Le bruit est une nuisance qui peut avoir divers effets néfastes sur la santé des individus. Il peut générer du stress et des troubles du sommeil et du coup, déboucher sur un comportement agressif. Un encadrement des nuisances sonores est du coup indispensable !

Partout en Belgique, que cela soit à la campagne comme en ville, il est interdit de provoquer, peu importe par quel moyen ou sous quelle forme, tout bruit ou tapage entre 22 heures et 6 heures du matin. Rentrent dans cette catégorie les voix humaines et les cris, les bruits provoqués par des moteurs et des machines, de la musique ou encore les cris d’animaux comme les aboiements des chiens.

Une infraction pénale

Dans son article 561, le Code pénal belge prévoit une amende et/ou une peine d’emprisonnement pour « ceux qui se seront rendus coupables de bruits ou tapages nocturnes de nature à troubler la tranquillité des habitants ». Cet article ne vise néanmoins que le bruit nocturne et donc celui ayant lieu du crépuscule du soir jusqu’à l’aube.

En théorie, tous les bruits émis durant cette période sont potentiellement concernés. Toutefois, pour qu’il y ait une infraction pénale, un élément moral doit exister dans le chef de l’auteur du tapage. Ce dernier doit donc avoir eu une intention ou une négligence coupable. Par contre, si le bruit est lié à l’exercice normal d’une profession, et que son auteur a pris les mesures adéquates pour ne pas troubler le repos nocturne de ses voisins, cet élément moral pourrait ne pas être rencontré.

À côté du Code pénal, les règlements communaux peuvent également prévoir des sanctions administratives mais, toutefois, un même fait ne pourra se voir appliqué qu’une seule et même sanction (donc soit pénale, soit administrative, mais pas les deux).

Le cas particulier de la musique amplifiée

La diffusion de musique, tant à l’intérieur de bâtiments qu’en plein air, fait également l’objet d’un encadrement spécifique, lorsque celle-ci est amplifiée électroniquement. Dans les établissements publics, le niveau sonore, mesuré en tout endroit de l’établissement où peuvent se trouver des personnes, est limité à 90 dB. Il n’existe pas de norme de mesure équivalente pour les établissements privés.
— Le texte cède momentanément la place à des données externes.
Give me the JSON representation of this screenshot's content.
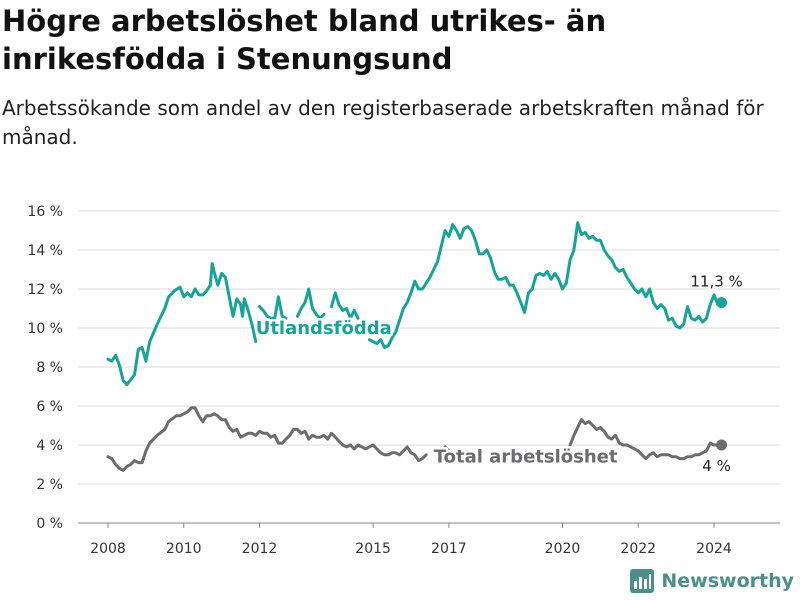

Des règles de protection existent également pour le voisinage de ces établissements. Des seuils maxima sont ainsi définis en fonction du niveau de bruit de fond mesuré à l’intérieur d’un local ou d’un bâtiment, portes et fenêtres fermées. Ils se situent entre 5 et 35 dB. Ici aussi, le non-respect de ces normes est passible d’une amende voire d’une peine d’emprisonnement !

Où porter plainte ?

Toute plainte peut être adressée auprès de votre commissariat local, ou par l’intermédiaire du numéro d’appel 101.